Substitute 1 for n in equation (1), to find the value of $U_1$.

$\begin{array}{c}{U}_1=\left(1.155\right)U_{1-1}\\ =\left(1.155\right)U_0\\ =\left(1.155\right)\left(5000\right)\left(\because U_0=5000\right)\\ =5775\end{array}$

Substitute 2 for n in equation (1), to find the value of $U_2$.

$\begin{array}{c}{U}_2=\left(1.155\right)U_{2-1}\\ =\left(1.155\right)U_1\\ =\left(1.155\right)\left(5775\right)\left(\because U_1=5775\right)\\ =6670.125\end{array}$

Substitute 3 for n in equation (1), to find the value of $U_3$.

$\begin{array}{c}{U}_3=\left(1.155\right)U_{3-1}\\ =\left(1.155\right)U_2\\ =\left(1.155\right)\left(6670.125\right)\left(\because U_2=6670.125\right)\\ =7703.99\end{array}$

Substitute 4 for n in equation (1), to find the value of $U_4$.

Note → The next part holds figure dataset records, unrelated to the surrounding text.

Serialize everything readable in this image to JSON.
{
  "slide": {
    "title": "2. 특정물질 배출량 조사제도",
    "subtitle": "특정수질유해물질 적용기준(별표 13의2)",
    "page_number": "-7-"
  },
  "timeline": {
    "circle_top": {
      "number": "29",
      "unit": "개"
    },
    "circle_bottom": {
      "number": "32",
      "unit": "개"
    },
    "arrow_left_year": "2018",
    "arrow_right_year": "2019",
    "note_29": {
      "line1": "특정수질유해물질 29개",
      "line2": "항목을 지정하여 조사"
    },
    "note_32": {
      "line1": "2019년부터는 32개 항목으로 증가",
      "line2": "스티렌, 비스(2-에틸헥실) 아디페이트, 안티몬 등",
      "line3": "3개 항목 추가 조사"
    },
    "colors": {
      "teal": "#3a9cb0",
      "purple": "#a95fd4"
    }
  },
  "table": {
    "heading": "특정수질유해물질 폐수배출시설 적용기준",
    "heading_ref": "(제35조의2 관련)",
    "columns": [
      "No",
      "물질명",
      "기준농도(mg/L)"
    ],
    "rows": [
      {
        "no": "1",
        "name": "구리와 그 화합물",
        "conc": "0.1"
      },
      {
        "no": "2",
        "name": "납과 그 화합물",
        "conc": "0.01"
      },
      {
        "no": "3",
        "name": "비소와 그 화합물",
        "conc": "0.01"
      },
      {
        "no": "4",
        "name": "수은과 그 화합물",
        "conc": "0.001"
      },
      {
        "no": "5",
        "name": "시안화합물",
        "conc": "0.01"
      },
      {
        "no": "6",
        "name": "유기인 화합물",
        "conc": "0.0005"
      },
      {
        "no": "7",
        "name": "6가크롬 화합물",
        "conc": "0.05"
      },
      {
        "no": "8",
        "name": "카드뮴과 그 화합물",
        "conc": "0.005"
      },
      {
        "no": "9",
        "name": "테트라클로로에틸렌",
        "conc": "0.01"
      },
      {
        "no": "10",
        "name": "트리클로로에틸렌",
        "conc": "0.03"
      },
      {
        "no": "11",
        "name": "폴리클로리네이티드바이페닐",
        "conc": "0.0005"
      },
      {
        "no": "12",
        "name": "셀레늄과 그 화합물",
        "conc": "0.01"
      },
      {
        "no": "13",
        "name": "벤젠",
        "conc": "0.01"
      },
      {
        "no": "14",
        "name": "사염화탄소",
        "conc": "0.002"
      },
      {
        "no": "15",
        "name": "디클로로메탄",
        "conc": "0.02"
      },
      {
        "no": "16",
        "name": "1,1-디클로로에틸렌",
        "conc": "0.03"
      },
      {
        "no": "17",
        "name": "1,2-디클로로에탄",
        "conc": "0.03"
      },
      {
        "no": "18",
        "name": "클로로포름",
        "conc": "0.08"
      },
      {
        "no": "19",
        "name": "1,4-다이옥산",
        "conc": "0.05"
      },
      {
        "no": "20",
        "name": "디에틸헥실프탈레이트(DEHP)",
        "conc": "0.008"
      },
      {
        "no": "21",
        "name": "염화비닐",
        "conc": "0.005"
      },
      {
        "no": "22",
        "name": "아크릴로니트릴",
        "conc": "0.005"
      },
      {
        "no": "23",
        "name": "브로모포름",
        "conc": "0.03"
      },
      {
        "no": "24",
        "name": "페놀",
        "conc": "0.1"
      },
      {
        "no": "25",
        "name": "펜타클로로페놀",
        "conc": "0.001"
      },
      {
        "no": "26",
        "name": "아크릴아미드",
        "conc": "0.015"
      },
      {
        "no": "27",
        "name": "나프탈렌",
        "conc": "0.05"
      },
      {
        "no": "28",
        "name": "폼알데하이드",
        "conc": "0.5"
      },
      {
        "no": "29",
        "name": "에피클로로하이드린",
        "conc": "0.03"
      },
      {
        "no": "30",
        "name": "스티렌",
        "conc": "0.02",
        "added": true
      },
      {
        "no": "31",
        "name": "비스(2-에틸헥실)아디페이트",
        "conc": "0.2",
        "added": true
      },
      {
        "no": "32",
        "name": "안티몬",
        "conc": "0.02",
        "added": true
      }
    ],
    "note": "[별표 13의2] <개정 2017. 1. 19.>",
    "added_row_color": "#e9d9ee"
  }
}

$\begin{array}{c}{U}_4=\left(1.155\right)U_{4-1}\\ =\left(1.155\right)U_3\\ =\left(1.155\right)\left(7703.99\right)\left(\because U_3=7703.99\right)\\ =8898.11\end{array}$

Therefore, the first five terms of the sequence $U_n$ are $U_0=5000$, $U_1=5775$, $U_2=6670.125$, $U_3=7703.99$ and $U_4=8898.11$.

(c)

To determine

The formula for $U_n$ using the pattern of the terms in part (b).

Answer to Problem 6P

The formula for $U_n$ using the pattern of the terms in part (b) is $U_n=5000{\left(1.155\right)}^n$.

Explanation of Solution

Given:

The first five terms of the sequence $U_n$ are $U_0=5000$, $U_1=5775$, $U_2=6670.125$, $U_3=7703.99$ and $U_4=8898.11$.

Calculation:

The first term of the sequence $U_n$ is written below,

$A_0=5000$

The second term is written as,

$\begin{array}{c}{U}_1=\left(1.155\right)U_0\\ =\left(1.155\right)\left(5000\right)\left(\because U_0=5000\right)\end{array}$

The third term is written as,

$\begin{array}{c}{U}_2=\left(1.155\right)U_1\\ =\left(1.155\right)\left(1.155\right)\left(5000\right)\left(\because U_1=\left(1.155\right)\left(5000\right)\right)\\ ={\left(1.155\right)}^2\left(5000\right)\end{array}$

The fourth term is written as,

$\begin{array}{c}{U}_3=\left(1.155\right)U_2\\ =\left(1.155\right){\left(1.155\right)}^2\left(5000\right)\left(\because U_2={\left(1.155\right)}^2\left(5000\right)\right)\\ ={\left(1.155\right)}^3\left(5000\right)\end{array}$

The fifth term is written as,

$\begin{array}{c}{U}_4=\left(1.155\right)U_3\\ =\left(1.155\right){\left(1.155\right)}^3\left(5000\right)\left(\because U_3={\left(1.155\right)}^3\left(5000\right)\right)\\ ={\left(1.155\right)}^4\left(5000\right)\end{array}$

Similarly the general formula for $U_n$ is written as shown below,

$U_n=5000{\left(1.155\right)}^n$

Therefore, the formula for $U_n$ using the pattern of the terms in part (b) is $U_n=5000{\left(1.155\right)}^n$.

(d)

To determine

The total amount saved by Ursula after 10 years.

Answer to Problem 6P

The total amount saved by Ursula after 10 years is $21124.67.

Explanation of Solution

Given:

From part (c) the formula for $U_n$ is given below,

$U_n=5000{\left(1.155\right)}^n$ (2)

Where, $U_n$ is total saved amount after n years.

Calculation:

Substitute 10 for n in equation (2), to find the value of total saved amount after 10 years.

$\begin{array}{c}{U}_{10}=5000{\left(1.155\right)}^{10}\\ =5000\left(4.224933\right)\\ =21124.665\\ \approx 21124.67\end{array}$

Therefore, the total amount saved by Ursula after 10 years is $21124.67.